Clinical features and mutation analysis of X-linked agammaglobulinemia in 20 Chinese patients

X-linked agammagobulinemia (XLA) is a primary immunodeficiency caused by Bruton's tyrosine kinase (BTK) gene mutation. XLA patients have an extremely small amount of peripheral B cells and profound deficiency in all immunoglobulin isotypes. We analyzed the clinical, immunologic, and molecular characteristics of children with XLA in an attempt to improve the diagnosis and treatment of XLA in China. Twenty children with XLA-compatible phenotypes from 18 unrelated families were enrolled in this study. The BTK gene was amplified and sequenced, followed by mutation analysis in these children and their female relatives.
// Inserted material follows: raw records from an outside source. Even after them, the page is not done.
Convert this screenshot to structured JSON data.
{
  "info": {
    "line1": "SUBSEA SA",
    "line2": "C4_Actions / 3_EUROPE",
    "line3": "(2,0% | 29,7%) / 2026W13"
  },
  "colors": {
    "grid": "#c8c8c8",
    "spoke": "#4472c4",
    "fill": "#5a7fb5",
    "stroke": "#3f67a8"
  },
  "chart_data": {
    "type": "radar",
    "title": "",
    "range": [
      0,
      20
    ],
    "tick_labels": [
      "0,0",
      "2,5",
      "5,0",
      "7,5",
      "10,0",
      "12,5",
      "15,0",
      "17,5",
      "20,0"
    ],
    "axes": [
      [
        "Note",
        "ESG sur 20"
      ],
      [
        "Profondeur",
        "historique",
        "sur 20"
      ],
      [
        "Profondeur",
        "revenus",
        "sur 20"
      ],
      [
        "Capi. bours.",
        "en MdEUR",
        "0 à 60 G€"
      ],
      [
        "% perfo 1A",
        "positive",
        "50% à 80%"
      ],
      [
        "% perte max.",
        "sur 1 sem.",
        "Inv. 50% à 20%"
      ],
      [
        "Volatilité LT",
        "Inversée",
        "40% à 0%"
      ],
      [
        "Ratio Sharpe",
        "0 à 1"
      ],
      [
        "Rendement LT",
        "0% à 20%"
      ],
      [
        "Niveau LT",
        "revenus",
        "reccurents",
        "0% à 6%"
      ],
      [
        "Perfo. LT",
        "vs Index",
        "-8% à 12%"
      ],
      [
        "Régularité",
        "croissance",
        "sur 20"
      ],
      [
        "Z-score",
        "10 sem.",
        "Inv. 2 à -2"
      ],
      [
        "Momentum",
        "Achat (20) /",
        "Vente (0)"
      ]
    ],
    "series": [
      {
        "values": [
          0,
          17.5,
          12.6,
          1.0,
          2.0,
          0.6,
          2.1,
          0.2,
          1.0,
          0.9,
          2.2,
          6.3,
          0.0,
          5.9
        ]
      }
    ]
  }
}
Eighteen different mutations of the BTK gene were identified in the 20 patients. Eleven mutations had been reported previously including eight missense mutations (c.994C > T, c.1987C > A, c.1885G > T, c.502T > C, c.1085C > T, c.1816C > T, c.214C > T, c.1912G > A) and three nonsense mutations (c.1267T > A, c.1793C > G, c.1618C > T). Seven novel mutations of the BTK gene were also presented and included five missense mutations (c.134T > A, c.1646T > A, c.1829C > G, c.711G > T, c.1235G > A), one splice-site mutation (c.523+1G > A) and one insertion mutation (c.1024-1025in sTTGCTAAAGCAACTGCTAAAGCAAG). Eight out of 18 mutations of the BTK gene were located in the TK domain, 4 in the PH domain, 4 in the SH2 domain and 2 in the TH domain. Genetic study for carrier status was carried out in 18 families with definite BTK gene mutations. Nine carriers with BTK gene mutations were identified. Six families without carriers were detected, and 3 patients were not tested in this study. Our results support that molecular genetic testing represents an important tool for early confirmed diagnosis of congenital agammaglobulinemia and may allow accurate carrier detection and prenatal diagnosis.